TV-Bilder zeigten früh Probleme im Eingang zum Loveparade-Gelände

Foto: WAZ FotoPool

Duisburg.. Die Teilnehmer des Runden Tisches Loveparade erheben schwere Vorwürfe gegen Lopavent. Der Veranstalter habe sein eigenes Einlasskonzept nicht eingehalten. Schon gegen 15 Uhr sei erkennbar gewesen, dass es Probleme im Eingangsbereich gab.

Im Zuge der Ermittlungsarbeiten zur Aufklärung der Loveparade-Katastrophe hat das Team der Staatsanwaltschaft Duisburg weit über 500 Stunden Videomaterial gesichtet. Lothar Evers, der zu den Organisatoren des „Runden Tisches Loveparade“ am vergangenen Samstag in Duisburg zählte, beschränkte sich in seinem Film-Mitschnitt auf einige wenige, aber entscheidende Minuten, die er den Teilnehmern präsentierte.

„Bereits gegen 15 Uhr ist auf Bildern des WDR-Fernsehens zu sehen, dass der Eingang nicht funktioniert“, sagt Evers und zeigt auf den oberen Teil der Rampe. Der ist zu diesem Zeitpunkt bereits hoffnungslos überfüllt – und zwar, weil der wichtigste Teil des Einlasskonzeptes von Veranstalter Lopavent nicht greift. Denn die Menschenmassen, die hier ankommen, laufen direkt auf den Rundkurs der Umzugswagen („Floats“) zu. Und fast alle bleiben stehen.

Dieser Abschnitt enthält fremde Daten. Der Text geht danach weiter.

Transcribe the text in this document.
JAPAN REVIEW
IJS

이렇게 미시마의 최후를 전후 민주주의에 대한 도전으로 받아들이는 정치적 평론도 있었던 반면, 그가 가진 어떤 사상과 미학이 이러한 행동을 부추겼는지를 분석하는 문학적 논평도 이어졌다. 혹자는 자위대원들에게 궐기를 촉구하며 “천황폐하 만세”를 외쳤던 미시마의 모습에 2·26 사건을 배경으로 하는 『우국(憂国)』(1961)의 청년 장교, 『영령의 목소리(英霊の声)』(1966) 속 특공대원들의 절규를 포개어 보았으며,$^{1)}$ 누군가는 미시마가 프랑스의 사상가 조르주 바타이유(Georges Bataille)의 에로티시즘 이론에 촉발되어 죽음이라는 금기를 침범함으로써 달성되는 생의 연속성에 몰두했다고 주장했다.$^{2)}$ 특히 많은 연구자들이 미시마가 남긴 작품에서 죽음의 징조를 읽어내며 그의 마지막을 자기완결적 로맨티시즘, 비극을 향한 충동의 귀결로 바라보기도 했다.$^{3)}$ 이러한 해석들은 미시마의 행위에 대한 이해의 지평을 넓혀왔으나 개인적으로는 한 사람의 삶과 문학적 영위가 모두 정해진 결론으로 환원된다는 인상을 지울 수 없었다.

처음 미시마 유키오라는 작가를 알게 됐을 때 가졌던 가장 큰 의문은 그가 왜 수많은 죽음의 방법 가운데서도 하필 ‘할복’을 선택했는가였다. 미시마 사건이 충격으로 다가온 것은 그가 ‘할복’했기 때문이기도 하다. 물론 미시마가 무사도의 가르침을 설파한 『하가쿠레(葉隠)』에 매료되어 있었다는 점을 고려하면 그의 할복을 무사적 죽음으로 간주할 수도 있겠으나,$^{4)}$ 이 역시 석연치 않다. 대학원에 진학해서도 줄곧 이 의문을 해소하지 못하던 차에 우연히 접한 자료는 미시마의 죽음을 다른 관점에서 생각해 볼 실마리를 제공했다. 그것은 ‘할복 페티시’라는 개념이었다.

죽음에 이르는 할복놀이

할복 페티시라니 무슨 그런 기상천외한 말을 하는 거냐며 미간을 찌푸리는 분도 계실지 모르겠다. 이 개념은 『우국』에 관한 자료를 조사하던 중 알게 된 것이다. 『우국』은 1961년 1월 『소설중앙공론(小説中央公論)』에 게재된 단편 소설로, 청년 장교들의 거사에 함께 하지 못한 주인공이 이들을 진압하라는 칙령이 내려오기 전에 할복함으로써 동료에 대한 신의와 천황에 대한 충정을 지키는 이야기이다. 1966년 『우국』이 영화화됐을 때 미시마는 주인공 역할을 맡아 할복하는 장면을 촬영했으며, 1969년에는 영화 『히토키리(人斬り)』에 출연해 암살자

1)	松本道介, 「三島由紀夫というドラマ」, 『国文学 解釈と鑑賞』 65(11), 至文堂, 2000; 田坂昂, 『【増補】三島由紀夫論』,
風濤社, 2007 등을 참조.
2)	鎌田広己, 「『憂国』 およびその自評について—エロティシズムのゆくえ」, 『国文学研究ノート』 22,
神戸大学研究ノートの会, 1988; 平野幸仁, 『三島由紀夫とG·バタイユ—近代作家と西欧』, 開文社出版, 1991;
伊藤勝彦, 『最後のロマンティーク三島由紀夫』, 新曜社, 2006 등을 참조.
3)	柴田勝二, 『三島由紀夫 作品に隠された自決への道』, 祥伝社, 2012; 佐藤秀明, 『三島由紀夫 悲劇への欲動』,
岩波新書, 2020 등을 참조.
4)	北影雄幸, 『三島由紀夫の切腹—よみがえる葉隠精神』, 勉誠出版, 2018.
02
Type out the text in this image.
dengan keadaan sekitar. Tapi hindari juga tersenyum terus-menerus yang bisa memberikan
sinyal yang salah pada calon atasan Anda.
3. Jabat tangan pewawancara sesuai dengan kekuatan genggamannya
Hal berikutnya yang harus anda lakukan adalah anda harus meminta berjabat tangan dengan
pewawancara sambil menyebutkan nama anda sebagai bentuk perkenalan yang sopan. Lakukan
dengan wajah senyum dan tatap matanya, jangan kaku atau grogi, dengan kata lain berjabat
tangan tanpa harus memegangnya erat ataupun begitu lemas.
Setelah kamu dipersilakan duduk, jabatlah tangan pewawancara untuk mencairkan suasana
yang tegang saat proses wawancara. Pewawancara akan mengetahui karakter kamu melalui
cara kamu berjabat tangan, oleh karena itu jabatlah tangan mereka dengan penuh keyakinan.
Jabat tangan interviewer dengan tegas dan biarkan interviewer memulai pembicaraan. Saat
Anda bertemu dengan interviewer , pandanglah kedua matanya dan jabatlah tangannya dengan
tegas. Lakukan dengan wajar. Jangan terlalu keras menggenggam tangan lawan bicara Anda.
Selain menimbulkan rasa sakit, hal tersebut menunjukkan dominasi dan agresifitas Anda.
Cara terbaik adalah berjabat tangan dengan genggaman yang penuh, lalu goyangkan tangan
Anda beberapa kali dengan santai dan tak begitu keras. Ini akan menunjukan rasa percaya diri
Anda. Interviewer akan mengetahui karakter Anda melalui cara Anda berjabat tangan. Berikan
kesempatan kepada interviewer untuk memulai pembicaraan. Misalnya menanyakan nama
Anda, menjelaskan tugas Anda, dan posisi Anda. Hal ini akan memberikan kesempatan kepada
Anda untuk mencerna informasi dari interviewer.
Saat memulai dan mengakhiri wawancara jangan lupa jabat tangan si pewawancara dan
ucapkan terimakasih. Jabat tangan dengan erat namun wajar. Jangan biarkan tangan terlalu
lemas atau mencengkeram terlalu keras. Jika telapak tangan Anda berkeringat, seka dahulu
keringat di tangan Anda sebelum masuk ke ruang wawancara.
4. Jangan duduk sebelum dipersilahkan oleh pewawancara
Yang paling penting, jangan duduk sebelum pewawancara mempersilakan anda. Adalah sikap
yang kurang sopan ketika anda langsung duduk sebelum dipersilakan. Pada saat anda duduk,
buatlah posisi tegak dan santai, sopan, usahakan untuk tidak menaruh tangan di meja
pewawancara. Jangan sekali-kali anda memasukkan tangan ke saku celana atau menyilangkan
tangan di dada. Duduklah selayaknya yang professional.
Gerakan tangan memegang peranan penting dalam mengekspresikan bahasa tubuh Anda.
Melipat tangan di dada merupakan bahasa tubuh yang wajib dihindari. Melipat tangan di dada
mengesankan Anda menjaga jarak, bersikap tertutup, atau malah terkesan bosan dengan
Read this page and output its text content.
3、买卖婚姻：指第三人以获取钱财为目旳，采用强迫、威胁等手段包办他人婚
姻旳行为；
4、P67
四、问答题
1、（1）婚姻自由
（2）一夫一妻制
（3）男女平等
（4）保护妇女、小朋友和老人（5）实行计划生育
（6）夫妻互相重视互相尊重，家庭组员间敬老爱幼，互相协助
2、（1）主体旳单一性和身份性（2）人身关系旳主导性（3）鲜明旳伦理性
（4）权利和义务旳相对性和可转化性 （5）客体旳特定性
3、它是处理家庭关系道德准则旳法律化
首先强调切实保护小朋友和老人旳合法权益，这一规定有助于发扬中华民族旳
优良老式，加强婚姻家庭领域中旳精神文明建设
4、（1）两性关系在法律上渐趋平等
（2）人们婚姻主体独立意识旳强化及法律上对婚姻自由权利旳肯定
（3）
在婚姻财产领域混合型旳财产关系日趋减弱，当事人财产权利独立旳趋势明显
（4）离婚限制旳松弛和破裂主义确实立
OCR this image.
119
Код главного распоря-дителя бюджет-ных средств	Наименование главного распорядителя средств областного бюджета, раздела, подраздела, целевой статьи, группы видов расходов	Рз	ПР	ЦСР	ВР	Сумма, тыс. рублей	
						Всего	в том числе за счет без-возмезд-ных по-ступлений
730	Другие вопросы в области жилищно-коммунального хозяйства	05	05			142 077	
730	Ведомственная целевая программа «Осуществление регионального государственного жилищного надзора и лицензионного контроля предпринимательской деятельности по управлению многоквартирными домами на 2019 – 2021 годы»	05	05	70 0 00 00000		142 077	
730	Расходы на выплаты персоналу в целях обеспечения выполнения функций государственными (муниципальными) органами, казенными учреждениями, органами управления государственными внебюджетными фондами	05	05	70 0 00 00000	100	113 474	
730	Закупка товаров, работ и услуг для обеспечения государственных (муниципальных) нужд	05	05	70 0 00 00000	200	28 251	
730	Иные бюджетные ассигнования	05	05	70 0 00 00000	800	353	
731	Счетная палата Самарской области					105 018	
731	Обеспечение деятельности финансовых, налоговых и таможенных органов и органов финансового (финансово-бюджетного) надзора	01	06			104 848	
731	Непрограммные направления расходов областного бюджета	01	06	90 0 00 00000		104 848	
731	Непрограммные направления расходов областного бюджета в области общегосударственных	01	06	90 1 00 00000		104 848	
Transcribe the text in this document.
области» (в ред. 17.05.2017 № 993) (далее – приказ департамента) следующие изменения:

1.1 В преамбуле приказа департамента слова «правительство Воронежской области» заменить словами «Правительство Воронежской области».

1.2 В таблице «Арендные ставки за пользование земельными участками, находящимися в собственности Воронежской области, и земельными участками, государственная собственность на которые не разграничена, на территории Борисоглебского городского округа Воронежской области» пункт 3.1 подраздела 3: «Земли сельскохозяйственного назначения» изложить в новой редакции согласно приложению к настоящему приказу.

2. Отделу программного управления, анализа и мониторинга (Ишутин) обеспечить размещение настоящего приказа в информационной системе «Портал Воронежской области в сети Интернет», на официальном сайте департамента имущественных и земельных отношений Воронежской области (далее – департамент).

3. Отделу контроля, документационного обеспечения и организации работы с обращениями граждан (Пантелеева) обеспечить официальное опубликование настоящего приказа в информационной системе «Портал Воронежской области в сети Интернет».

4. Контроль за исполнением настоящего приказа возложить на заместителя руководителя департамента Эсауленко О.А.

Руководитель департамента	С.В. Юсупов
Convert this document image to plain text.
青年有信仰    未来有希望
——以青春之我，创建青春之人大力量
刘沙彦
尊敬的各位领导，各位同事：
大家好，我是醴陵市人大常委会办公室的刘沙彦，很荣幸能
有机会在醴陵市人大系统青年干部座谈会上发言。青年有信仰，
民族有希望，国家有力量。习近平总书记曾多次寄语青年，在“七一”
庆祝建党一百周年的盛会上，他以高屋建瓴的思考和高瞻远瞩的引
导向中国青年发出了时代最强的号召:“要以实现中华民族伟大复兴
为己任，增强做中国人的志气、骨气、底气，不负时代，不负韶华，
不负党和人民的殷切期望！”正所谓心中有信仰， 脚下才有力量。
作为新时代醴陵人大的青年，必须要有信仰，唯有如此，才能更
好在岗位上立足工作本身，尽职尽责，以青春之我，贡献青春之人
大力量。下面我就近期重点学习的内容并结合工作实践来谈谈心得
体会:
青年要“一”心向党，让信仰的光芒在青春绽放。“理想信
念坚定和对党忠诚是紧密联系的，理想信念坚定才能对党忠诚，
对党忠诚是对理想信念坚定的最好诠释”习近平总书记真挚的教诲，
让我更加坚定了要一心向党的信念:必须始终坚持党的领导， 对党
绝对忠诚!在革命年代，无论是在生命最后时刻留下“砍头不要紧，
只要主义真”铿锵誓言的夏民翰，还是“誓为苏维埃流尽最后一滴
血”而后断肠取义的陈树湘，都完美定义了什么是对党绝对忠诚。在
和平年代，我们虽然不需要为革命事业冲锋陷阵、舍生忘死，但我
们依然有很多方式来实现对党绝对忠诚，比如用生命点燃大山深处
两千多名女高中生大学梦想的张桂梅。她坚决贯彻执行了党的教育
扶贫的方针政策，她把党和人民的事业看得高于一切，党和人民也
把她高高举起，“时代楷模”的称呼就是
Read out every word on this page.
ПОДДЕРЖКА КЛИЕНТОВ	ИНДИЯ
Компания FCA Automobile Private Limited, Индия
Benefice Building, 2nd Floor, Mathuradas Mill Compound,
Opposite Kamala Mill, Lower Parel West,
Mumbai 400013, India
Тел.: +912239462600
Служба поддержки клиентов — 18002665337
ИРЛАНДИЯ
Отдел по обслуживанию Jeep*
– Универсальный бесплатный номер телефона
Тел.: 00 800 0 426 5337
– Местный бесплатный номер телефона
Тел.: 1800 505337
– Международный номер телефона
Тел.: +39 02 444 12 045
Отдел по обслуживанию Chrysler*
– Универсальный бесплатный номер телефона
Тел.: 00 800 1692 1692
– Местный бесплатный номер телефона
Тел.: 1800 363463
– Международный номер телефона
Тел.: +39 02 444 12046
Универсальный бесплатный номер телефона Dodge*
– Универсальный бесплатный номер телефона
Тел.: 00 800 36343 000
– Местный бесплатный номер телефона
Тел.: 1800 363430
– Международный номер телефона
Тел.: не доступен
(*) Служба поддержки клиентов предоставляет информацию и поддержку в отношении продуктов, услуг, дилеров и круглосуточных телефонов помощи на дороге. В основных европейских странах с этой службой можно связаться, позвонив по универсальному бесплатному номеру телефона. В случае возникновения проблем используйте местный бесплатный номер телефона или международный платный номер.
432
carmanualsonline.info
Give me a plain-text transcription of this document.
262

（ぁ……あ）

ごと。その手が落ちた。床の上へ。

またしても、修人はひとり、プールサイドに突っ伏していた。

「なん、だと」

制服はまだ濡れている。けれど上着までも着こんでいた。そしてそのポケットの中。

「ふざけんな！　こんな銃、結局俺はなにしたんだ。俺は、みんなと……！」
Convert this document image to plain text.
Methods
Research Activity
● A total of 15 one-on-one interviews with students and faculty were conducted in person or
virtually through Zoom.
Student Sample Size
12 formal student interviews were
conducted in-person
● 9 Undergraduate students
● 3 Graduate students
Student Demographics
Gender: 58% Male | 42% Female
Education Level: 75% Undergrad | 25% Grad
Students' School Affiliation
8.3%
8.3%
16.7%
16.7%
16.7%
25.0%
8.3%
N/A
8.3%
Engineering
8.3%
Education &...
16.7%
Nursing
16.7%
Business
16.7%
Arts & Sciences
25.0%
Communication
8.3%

"Pusher" auf keinem der Bilder zu sehen

Eigentlich sollten hier rund 150 der 1300 eingeplanten Ordner im Einsatz sein und als so genannte „Pusher“ fungieren. Das heißt: An dieser heiklen, weil engen Stelle sollten die „Pusher“ dafür sorgen, dass Ankommende in Bewegung bleiben und in hintere Bereiche des Veranstaltungsgeländes weitergehen.

Doch auf keiner Video- oder Fotoaufnahme ist an diesem Tag auch nur ein einziger (!) „Pusher“ zu erkennen. Vielleicht ist dies eine direkte Auswirkung der Tatsache, dass rund 40 Prozent der Ordner nicht zum Dienst erschienen sind (wir berichteten).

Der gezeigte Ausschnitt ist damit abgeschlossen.